Sun-tzu was perhaps the first military strategist, and his skill and insight led to his being sought by overlords and kings who wanted to expand or save their dynasties – we may imagine he was a Blackwater consultant. At the beginning of my reading of The Art of War, I acknowledged that Sun-tzu’s methods were created for an audience with different goals than You, Gentle Cube Dweller. After some reflection I’ve concluded that Your goals are probably the same – expanding or saving Your dynasty – the difference being that Your dynasty is distinctly smaller.

Master Sun, in advising Warriors, spoke in material financial terms – for x-number of battle-ready soldiers, the king must plan for y-number of humvees, z-number of tanks, and zzzzzzzz-number of dollars per day – for soldiers and officers and bribes and spies and repairs and VA hospital care of wounded GIs and whatever else. He makes it very clear that war is expensive – every day – a black hole into which you pour cash.

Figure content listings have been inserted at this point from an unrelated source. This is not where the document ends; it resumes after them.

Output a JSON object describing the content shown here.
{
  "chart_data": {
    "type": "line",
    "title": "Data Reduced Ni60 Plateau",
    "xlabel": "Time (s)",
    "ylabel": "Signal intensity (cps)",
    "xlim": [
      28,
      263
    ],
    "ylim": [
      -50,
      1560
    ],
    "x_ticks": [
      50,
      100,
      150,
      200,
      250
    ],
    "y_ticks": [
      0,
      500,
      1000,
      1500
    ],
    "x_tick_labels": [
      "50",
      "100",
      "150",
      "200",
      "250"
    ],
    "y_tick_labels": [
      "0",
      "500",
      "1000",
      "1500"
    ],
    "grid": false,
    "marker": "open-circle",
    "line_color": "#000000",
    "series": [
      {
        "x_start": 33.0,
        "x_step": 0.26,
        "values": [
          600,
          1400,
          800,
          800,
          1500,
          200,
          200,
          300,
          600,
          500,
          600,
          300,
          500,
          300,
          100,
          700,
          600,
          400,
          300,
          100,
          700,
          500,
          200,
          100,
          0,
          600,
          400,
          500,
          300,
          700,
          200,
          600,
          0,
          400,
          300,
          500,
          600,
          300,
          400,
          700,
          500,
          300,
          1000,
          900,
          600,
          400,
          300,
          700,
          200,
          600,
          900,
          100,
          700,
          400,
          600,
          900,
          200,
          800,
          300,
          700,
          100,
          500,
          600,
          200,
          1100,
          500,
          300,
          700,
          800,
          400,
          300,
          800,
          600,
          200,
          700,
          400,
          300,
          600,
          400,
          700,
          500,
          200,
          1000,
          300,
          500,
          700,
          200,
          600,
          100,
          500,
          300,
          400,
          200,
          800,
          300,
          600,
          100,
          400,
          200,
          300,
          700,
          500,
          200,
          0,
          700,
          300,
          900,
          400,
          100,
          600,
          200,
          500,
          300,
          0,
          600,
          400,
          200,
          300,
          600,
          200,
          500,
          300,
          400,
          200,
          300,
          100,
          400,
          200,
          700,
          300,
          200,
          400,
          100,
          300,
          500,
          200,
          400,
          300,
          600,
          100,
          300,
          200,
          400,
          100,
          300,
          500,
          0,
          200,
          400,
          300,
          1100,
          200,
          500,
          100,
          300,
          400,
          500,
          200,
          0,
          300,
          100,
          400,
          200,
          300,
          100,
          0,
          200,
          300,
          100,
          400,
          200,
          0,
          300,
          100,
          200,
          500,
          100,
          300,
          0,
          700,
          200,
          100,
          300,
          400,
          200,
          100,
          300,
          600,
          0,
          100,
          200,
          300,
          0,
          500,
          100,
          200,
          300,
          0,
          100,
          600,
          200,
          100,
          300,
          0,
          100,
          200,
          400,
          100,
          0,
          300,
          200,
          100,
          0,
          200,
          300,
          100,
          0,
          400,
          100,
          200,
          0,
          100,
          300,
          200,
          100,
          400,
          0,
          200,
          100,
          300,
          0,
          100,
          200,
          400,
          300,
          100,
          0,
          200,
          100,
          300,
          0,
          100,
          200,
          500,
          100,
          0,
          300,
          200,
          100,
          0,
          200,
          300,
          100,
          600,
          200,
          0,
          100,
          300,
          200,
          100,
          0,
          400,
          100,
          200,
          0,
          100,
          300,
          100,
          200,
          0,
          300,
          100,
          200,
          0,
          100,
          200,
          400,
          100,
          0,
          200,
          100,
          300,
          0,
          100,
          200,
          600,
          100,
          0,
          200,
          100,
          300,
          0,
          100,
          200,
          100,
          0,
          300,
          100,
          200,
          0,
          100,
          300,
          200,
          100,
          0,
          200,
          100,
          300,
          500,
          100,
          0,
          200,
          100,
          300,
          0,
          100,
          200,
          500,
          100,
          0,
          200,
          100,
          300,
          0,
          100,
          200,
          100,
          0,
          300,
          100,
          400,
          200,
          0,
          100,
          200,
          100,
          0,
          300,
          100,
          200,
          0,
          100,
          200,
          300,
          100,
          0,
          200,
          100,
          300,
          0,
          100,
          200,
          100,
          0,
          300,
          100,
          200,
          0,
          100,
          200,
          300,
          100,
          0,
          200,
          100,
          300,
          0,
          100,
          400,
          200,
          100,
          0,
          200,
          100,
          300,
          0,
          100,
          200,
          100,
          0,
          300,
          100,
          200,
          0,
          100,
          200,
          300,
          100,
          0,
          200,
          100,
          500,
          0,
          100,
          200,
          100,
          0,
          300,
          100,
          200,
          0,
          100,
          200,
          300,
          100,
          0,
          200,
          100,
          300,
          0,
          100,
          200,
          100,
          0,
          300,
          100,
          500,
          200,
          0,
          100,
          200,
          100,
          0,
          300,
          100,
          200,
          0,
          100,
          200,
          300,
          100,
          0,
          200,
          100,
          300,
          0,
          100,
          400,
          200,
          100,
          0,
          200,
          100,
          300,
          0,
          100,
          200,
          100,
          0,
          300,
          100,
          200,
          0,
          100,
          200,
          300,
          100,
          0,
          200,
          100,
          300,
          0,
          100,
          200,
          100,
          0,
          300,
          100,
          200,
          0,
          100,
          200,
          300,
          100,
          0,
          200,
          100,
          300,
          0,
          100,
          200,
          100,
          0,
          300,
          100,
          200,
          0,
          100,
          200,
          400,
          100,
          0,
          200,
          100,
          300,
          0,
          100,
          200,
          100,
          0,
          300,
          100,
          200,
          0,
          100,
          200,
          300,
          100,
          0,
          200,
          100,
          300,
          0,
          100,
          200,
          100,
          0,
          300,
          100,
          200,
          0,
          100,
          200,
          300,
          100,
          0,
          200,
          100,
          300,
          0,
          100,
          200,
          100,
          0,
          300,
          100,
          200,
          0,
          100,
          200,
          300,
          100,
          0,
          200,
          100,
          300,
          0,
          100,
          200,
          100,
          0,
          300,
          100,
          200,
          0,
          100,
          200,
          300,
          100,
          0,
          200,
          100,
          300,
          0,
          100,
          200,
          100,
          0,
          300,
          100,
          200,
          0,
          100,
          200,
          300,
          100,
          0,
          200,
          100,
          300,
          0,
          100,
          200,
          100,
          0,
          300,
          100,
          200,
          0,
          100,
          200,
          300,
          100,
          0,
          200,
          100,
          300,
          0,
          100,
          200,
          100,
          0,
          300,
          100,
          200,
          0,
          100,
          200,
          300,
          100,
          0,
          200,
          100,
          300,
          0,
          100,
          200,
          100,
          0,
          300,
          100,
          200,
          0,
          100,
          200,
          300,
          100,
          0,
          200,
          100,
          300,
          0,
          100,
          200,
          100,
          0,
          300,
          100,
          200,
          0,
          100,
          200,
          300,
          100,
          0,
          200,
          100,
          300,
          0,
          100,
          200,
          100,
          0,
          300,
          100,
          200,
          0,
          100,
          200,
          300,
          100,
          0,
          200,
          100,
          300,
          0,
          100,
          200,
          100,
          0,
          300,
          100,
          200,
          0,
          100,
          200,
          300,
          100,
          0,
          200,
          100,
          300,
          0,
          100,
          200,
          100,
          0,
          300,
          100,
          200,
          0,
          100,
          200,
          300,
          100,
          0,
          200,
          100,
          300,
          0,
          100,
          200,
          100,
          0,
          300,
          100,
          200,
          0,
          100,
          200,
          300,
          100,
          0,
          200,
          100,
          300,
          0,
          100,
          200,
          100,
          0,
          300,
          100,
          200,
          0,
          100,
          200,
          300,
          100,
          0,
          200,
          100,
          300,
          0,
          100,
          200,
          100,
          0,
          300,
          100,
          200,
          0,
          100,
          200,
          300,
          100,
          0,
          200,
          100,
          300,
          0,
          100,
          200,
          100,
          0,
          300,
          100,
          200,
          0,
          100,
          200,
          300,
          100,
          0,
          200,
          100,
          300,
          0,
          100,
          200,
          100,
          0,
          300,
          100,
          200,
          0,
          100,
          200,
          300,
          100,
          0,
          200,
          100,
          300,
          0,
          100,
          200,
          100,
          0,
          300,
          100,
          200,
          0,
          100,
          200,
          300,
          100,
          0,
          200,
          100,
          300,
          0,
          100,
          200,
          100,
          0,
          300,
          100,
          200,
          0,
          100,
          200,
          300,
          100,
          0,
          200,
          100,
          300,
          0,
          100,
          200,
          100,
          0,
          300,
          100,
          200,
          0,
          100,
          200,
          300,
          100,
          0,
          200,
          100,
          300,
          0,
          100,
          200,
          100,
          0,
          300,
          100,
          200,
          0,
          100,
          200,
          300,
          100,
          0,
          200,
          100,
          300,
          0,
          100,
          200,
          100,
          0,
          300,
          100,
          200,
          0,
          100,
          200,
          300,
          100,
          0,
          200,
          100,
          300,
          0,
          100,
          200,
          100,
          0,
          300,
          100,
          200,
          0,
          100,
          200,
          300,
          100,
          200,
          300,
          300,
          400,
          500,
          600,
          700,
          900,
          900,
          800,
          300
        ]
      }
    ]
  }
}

But what would be the currency paid by the Cube Dweller who wages war in the office space? I believe he would pay on an external level, and an internal level. Externally, the Attacker would lose job productivity due to exhaustive analysis and surveillance required; he would potentially lose political capital in the office if his war is carried out clumsily or without deception; he could ultimately lose his reputation and his job. Internally he faces burnout, paying with his health, his stability, his peace of mind.

A war which has been analyzed and decided, and which is prohibitively expensive, should be swift and powerful, The Enemy put out of his misery quickly and humanely – lest the all too familiar domino effect Sun-tzu describes happen to you, (as we’ve experienced our own Homeland) toppling your regard, degrading your mental and physical health.

“No nation has ever benefited from a protracted war.” Boy, don’t we know that?

"Without a full understanding of the harm caused by war, it is impossible to understand the most profitable way of conducting it."

Understand the enormity of the cost of battle. Supply Your own hardware -- only what You need to bring with You from home. Do not pay for nourishment -- take Your perishables from The Enemy. Deplete The Enemy, drain the enemy.